According to psychiatrist Dr. RK Lenin of the Department of Psychiatry and Clinical Psychology at the Regional Institute of Medical Sciences (RIMS), there has been a growing stream of patients coming in at the department to seek medical intervention /treatment as a result of the recent earthquakes.
“After the April 13 earthquake, around 10 persons came to me for treatment for panic and acute anxiety issues,” says Dr Lenin who is also the honorary secretary of the Indian Psychiatrist Society, East Zone. “The numbers were even more after the January episode,” he adds.

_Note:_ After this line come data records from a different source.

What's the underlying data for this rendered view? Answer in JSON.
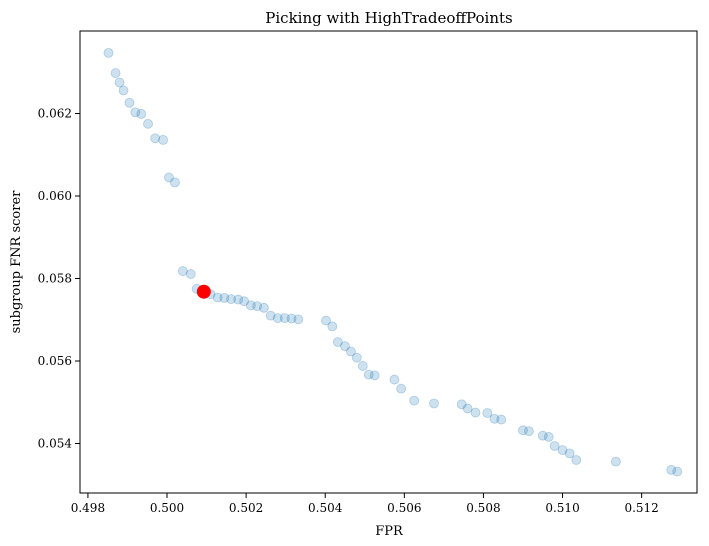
{
  "chart_data": {
    "type": "scatter",
    "title": "Picking with HighTradeoffPoints",
    "xlabel": "FPR",
    "ylabel": "subgroup FNR scorer",
    "xlim": [
      0.4978,
      0.5134
    ],
    "ylim": [
      0.0528,
      0.064
    ],
    "xticks": [
      0.498,
      0.5,
      0.502,
      0.504,
      0.506,
      0.508,
      0.51,
      0.512
    ],
    "xtick_labels": [
      "0.498",
      "0.500",
      "0.502",
      "0.504",
      "0.506",
      "0.508",
      "0.510",
      "0.512"
    ],
    "yticks": [
      0.054,
      0.056,
      0.058,
      0.06,
      0.062
    ],
    "ytick_labels": [
      "0.054",
      "0.056",
      "0.058",
      "0.060",
      "0.062"
    ],
    "grid": false,
    "colors": {
      "points": "#1f77b4",
      "highlight": "#ff0000"
    },
    "series": [
      {
        "x": [
          0.49852,
          0.4987,
          0.4988,
          0.4989,
          0.49905,
          0.4992,
          0.49935,
          0.49952,
          0.4997,
          0.4999,
          0.50005,
          0.5002,
          0.5004,
          0.5006,
          0.50075,
          0.5009,
          0.5011,
          0.50128,
          0.50145,
          0.50162,
          0.5018,
          0.50195,
          0.50212,
          0.50228,
          0.50245,
          0.50262,
          0.5028,
          0.50298,
          0.50315,
          0.50332,
          0.50402,
          0.50418,
          0.50432,
          0.5045,
          0.50465,
          0.5048,
          0.50495,
          0.5051,
          0.50525,
          0.50575,
          0.50592,
          0.50625,
          0.50675,
          0.50745,
          0.5076,
          0.5078,
          0.5081,
          0.50828,
          0.50845,
          0.509,
          0.50915,
          0.5095,
          0.50965,
          0.5098,
          0.51,
          0.51018,
          0.51035,
          0.51135,
          0.51275,
          0.5129
        ],
        "y": [
          0.06347,
          0.06298,
          0.06275,
          0.06256,
          0.06226,
          0.06203,
          0.06199,
          0.06175,
          0.0614,
          0.06136,
          0.06045,
          0.06033,
          0.05818,
          0.05811,
          0.05775,
          0.05765,
          0.05762,
          0.05754,
          0.05753,
          0.0575,
          0.05749,
          0.05745,
          0.05735,
          0.05733,
          0.05729,
          0.0571,
          0.05704,
          0.05704,
          0.05703,
          0.05701,
          0.05698,
          0.05684,
          0.05646,
          0.05636,
          0.05623,
          0.05608,
          0.05588,
          0.05567,
          0.05565,
          0.05555,
          0.05533,
          0.05504,
          0.05497,
          0.05495,
          0.05485,
          0.05475,
          0.05474,
          0.0546,
          0.05458,
          0.05432,
          0.0543,
          0.05419,
          0.05416,
          0.05394,
          0.05384,
          0.05376,
          0.0536,
          0.05356,
          0.05336,
          0.05332
        ]
      }
    ],
    "highlight": {
      "x": 0.50093,
      "y": 0.05768
    }
  }
}
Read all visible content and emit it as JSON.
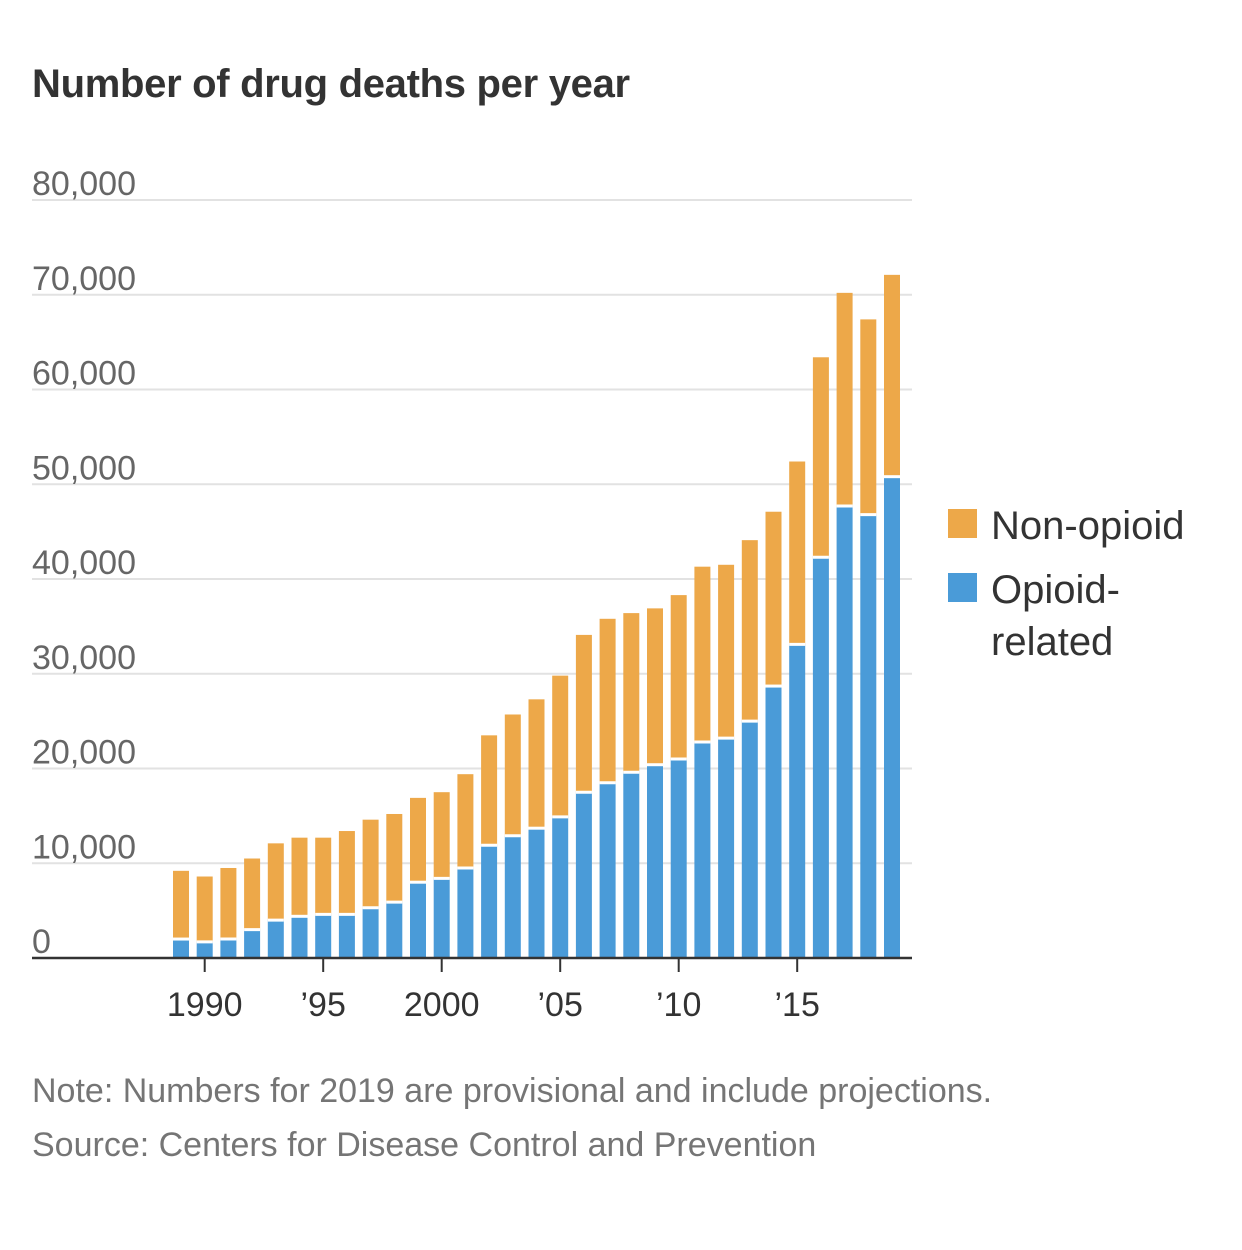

“The symptoms were mostly insomnia, refusal to enter the rooms, fear of recurrence, high level of anxiety, inability to sleep with doors closed, etc. The anxiety is also fuelled by the frequency of occurrence of the earthquakes and the rumours of another mega earthquake happening in the near future,” says psychiatrist Dr. Senjam Gojendra of the same department.
Dr.Gojendra himself has come across seven persons coming for treatment in the last couple of months. “These are acute stress reactions and phobic anxieties, which if left unaddressed, could lead to full-blown post traumatic stress disorder (PTSD) cases,” he adds.
“Apart from these new cases, there had been an increase in the number of old patients who had started leading normal lives after treatment but had relapses due to the earthquakes. So the accumulative number is rather high,” says Dr. Lenin.
“The psychosocial impact of any disaster is a long-term and disabling burden for any society. It is widespread but often unseen and ignored. Psychosocial care and support should be an important aspect of any disaster management and relief operations,” he adds.